Yasmina Bouziane, a spokeswoman for U.N. peacekeepers in Lebanon, said the force had a team on the ground looking into the report. "In the meantime, we can't confirm or deny" the Israeli claims, she said.

A resident of Shlomi, Simona Salamon, said a rocket hit her porch in the middle of the night.

"It was such a big noise and my ears were ringing," Salamon told Army Radio. "It made a hole in the wall."

During the 2006 war, Lebanese Hezbollah guerrillas bombarded northern Israel with nearly 4,000 rockets. Forty Israeli civilians were killed in the war, along with 119 Israeli soldiers. More than 1,000 Lebanese — most of them civilians— were killed in Israeli bombardments.

Separately, a Lebanese shepherd detained Monday by Israeli troops in the disputed Chebaa Farms area was released Tuesday to U.N. peacekeepers in Lebanon, Lebanese and Israeli military officials said. Lebanese security officials said the shepherd had been herding his goats when he wandered inside the area, a small slice of territory where the borders of Lebanon, Syria and Israel meet.

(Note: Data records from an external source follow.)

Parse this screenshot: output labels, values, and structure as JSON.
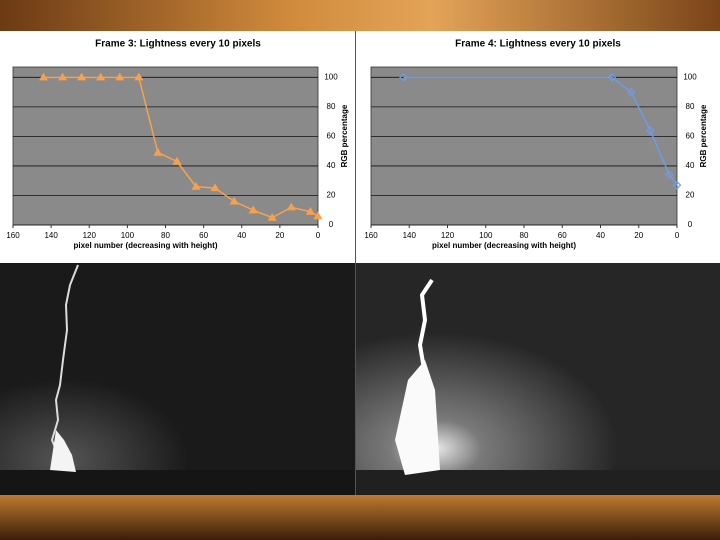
{
  "chart_data": [
    {
      "type": "line",
      "title": "Frame 3: Lightness every 10 pixels",
      "x": [
        144,
        134,
        124,
        114,
        104,
        94,
        84,
        74,
        64,
        54,
        44,
        34,
        24,
        14,
        4,
        0
      ],
      "values": [
        100,
        100,
        100,
        100,
        100,
        100,
        49,
        43,
        26,
        25,
        16,
        10,
        5,
        12,
        9,
        6
      ],
      "color": "#f7a14e",
      "marker": "triangle",
      "xlim": [
        160,
        0
      ],
      "xticks": [
        160,
        140,
        120,
        100,
        80,
        60,
        40,
        20,
        0
      ],
      "ylim": [
        0,
        107
      ],
      "yticks": [
        0,
        20,
        40,
        60,
        80,
        100
      ],
      "xlabel": "pixel number (decreasing with height)",
      "ylabel": "RGB percentage",
      "grid": true
    },
    {
      "type": "line",
      "title": "Frame 4: Lightness every 10 pixels",
      "x": [
        143,
        34,
        24,
        14,
        4,
        0
      ],
      "values": [
        100,
        100,
        90,
        64,
        34,
        27
      ],
      "color": "#6f9ce6",
      "marker": "diamond",
      "xlim": [
        160,
        0
      ],
      "xticks": [
        160,
        140,
        120,
        100,
        80,
        60,
        40,
        20,
        0
      ],
      "ylim": [
        0,
        107
      ],
      "yticks": [
        0,
        20,
        40,
        60,
        80,
        100
      ],
      "xlabel": "pixel number (decreasing with height)",
      "ylabel": "RGB percentage",
      "grid": true
    }
  ]
}
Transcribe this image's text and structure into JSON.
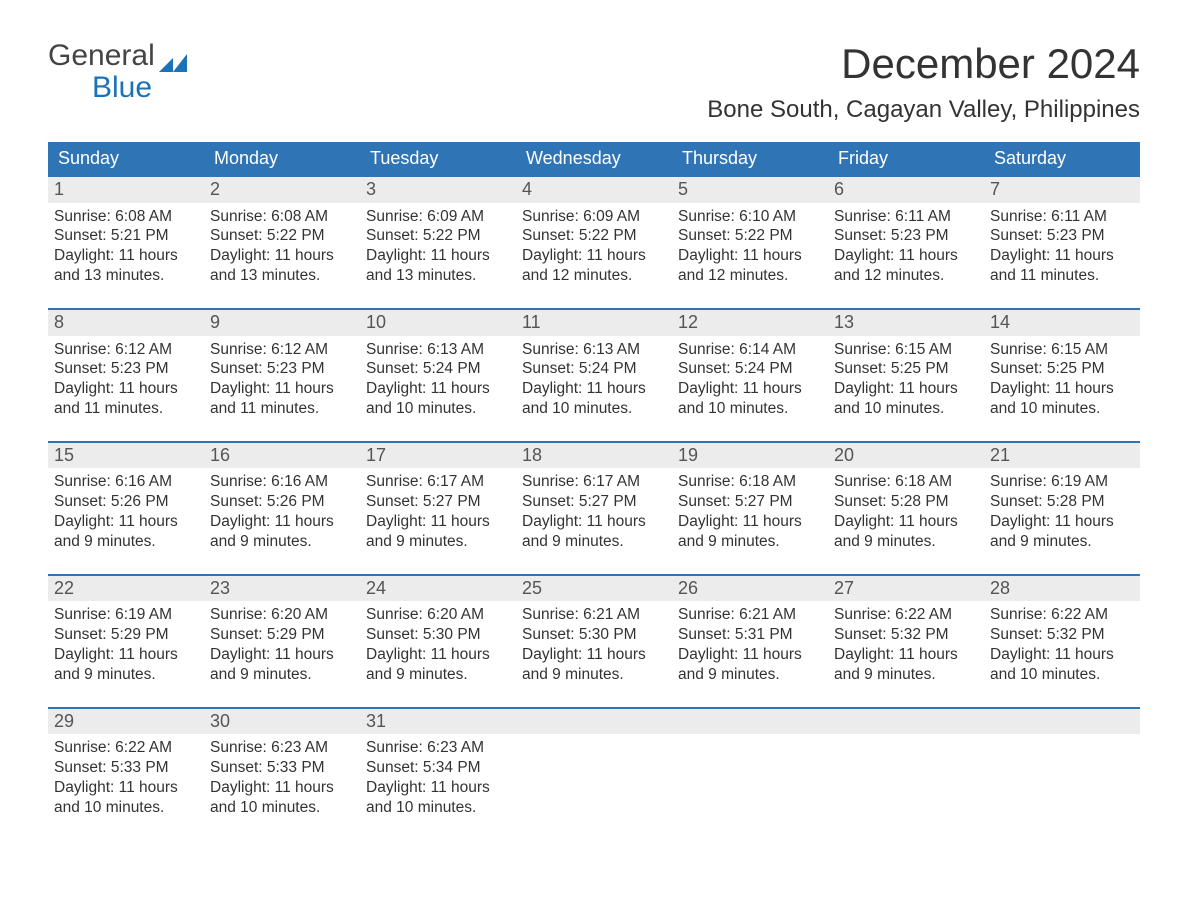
{
  "brand": {
    "text_general": "General",
    "text_blue": "Blue",
    "flag_color": "#1b72b8"
  },
  "title": {
    "month": "December 2024",
    "location": "Bone South, Cagayan Valley, Philippines"
  },
  "colors": {
    "header_bg": "#2f74b5",
    "header_text": "#ffffff",
    "daynum_bg": "#ececec",
    "daynum_text": "#555555",
    "body_text": "#333333",
    "cell_border": "#2f74b5",
    "page_bg": "#ffffff"
  },
  "weekdays": [
    "Sunday",
    "Monday",
    "Tuesday",
    "Wednesday",
    "Thursday",
    "Friday",
    "Saturday"
  ],
  "labels": {
    "sunrise": "Sunrise: ",
    "sunset": "Sunset: ",
    "daylight": "Daylight: "
  },
  "weeks": [
    [
      {
        "n": "1",
        "sunrise": "6:08 AM",
        "sunset": "5:21 PM",
        "daylight": "11 hours and 13 minutes."
      },
      {
        "n": "2",
        "sunrise": "6:08 AM",
        "sunset": "5:22 PM",
        "daylight": "11 hours and 13 minutes."
      },
      {
        "n": "3",
        "sunrise": "6:09 AM",
        "sunset": "5:22 PM",
        "daylight": "11 hours and 13 minutes."
      },
      {
        "n": "4",
        "sunrise": "6:09 AM",
        "sunset": "5:22 PM",
        "daylight": "11 hours and 12 minutes."
      },
      {
        "n": "5",
        "sunrise": "6:10 AM",
        "sunset": "5:22 PM",
        "daylight": "11 hours and 12 minutes."
      },
      {
        "n": "6",
        "sunrise": "6:11 AM",
        "sunset": "5:23 PM",
        "daylight": "11 hours and 12 minutes."
      },
      {
        "n": "7",
        "sunrise": "6:11 AM",
        "sunset": "5:23 PM",
        "daylight": "11 hours and 11 minutes."
      }
    ],
    [
      {
        "n": "8",
        "sunrise": "6:12 AM",
        "sunset": "5:23 PM",
        "daylight": "11 hours and 11 minutes."
      },
      {
        "n": "9",
        "sunrise": "6:12 AM",
        "sunset": "5:23 PM",
        "daylight": "11 hours and 11 minutes."
      },
      {
        "n": "10",
        "sunrise": "6:13 AM",
        "sunset": "5:24 PM",
        "daylight": "11 hours and 10 minutes."
      },
      {
        "n": "11",
        "sunrise": "6:13 AM",
        "sunset": "5:24 PM",
        "daylight": "11 hours and 10 minutes."
      },
      {
        "n": "12",
        "sunrise": "6:14 AM",
        "sunset": "5:24 PM",
        "daylight": "11 hours and 10 minutes."
      },
      {
        "n": "13",
        "sunrise": "6:15 AM",
        "sunset": "5:25 PM",
        "daylight": "11 hours and 10 minutes."
      },
      {
        "n": "14",
        "sunrise": "6:15 AM",
        "sunset": "5:25 PM",
        "daylight": "11 hours and 10 minutes."
      }
    ],
    [
      {
        "n": "15",
        "sunrise": "6:16 AM",
        "sunset": "5:26 PM",
        "daylight": "11 hours and 9 minutes."
      },
      {
        "n": "16",
        "sunrise": "6:16 AM",
        "sunset": "5:26 PM",
        "daylight": "11 hours and 9 minutes."
      },
      {
        "n": "17",
        "sunrise": "6:17 AM",
        "sunset": "5:27 PM",
        "daylight": "11 hours and 9 minutes."
      },
      {
        "n": "18",
        "sunrise": "6:17 AM",
        "sunset": "5:27 PM",
        "daylight": "11 hours and 9 minutes."
      },
      {
        "n": "19",
        "sunrise": "6:18 AM",
        "sunset": "5:27 PM",
        "daylight": "11 hours and 9 minutes."
      },
      {
        "n": "20",
        "sunrise": "6:18 AM",
        "sunset": "5:28 PM",
        "daylight": "11 hours and 9 minutes."
      },
      {
        "n": "21",
        "sunrise": "6:19 AM",
        "sunset": "5:28 PM",
        "daylight": "11 hours and 9 minutes."
      }
    ],
    [
      {
        "n": "22",
        "sunrise": "6:19 AM",
        "sunset": "5:29 PM",
        "daylight": "11 hours and 9 minutes."
      },
      {
        "n": "23",
        "sunrise": "6:20 AM",
        "sunset": "5:29 PM",
        "daylight": "11 hours and 9 minutes."
      },
      {
        "n": "24",
        "sunrise": "6:20 AM",
        "sunset": "5:30 PM",
        "daylight": "11 hours and 9 minutes."
      },
      {
        "n": "25",
        "sunrise": "6:21 AM",
        "sunset": "5:30 PM",
        "daylight": "11 hours and 9 minutes."
      },
      {
        "n": "26",
        "sunrise": "6:21 AM",
        "sunset": "5:31 PM",
        "daylight": "11 hours and 9 minutes."
      },
      {
        "n": "27",
        "sunrise": "6:22 AM",
        "sunset": "5:32 PM",
        "daylight": "11 hours and 9 minutes."
      },
      {
        "n": "28",
        "sunrise": "6:22 AM",
        "sunset": "5:32 PM",
        "daylight": "11 hours and 10 minutes."
      }
    ],
    [
      {
        "n": "29",
        "sunrise": "6:22 AM",
        "sunset": "5:33 PM",
        "daylight": "11 hours and 10 minutes."
      },
      {
        "n": "30",
        "sunrise": "6:23 AM",
        "sunset": "5:33 PM",
        "daylight": "11 hours and 10 minutes."
      },
      {
        "n": "31",
        "sunrise": "6:23 AM",
        "sunset": "5:34 PM",
        "daylight": "11 hours and 10 minutes."
      },
      null,
      null,
      null,
      null
    ]
  ]
}
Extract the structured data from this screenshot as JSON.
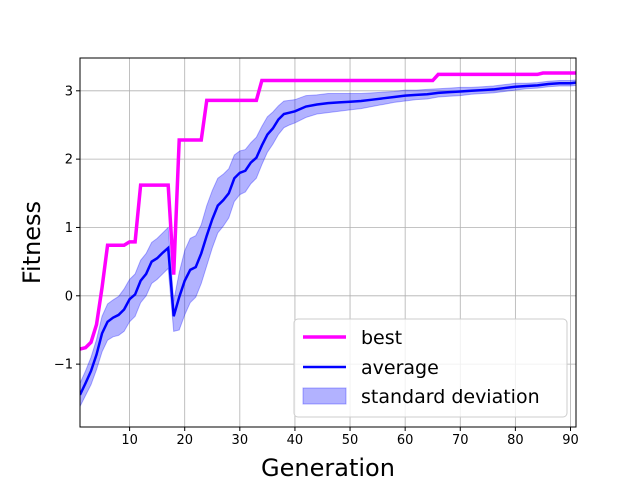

The rocket fire from Lebanon comes on the heels of Israeli clashes with Palestinians in the Gaza Strip and West Bank.

Israeli troops carried out an incursion in central Gaza after militants fired a rocket Thursday that struck deep into southern Israel. They also conducted a four-day raid in the West Bank town of Nablus, uncovering a weapons laboratory and other munitions, and arresting 20 wanted men.

The tensions on Israel's northern and southern fronts threatened to cast a pall over Bush's three-day visit to Israel and the West Bank, which begins Wednesday.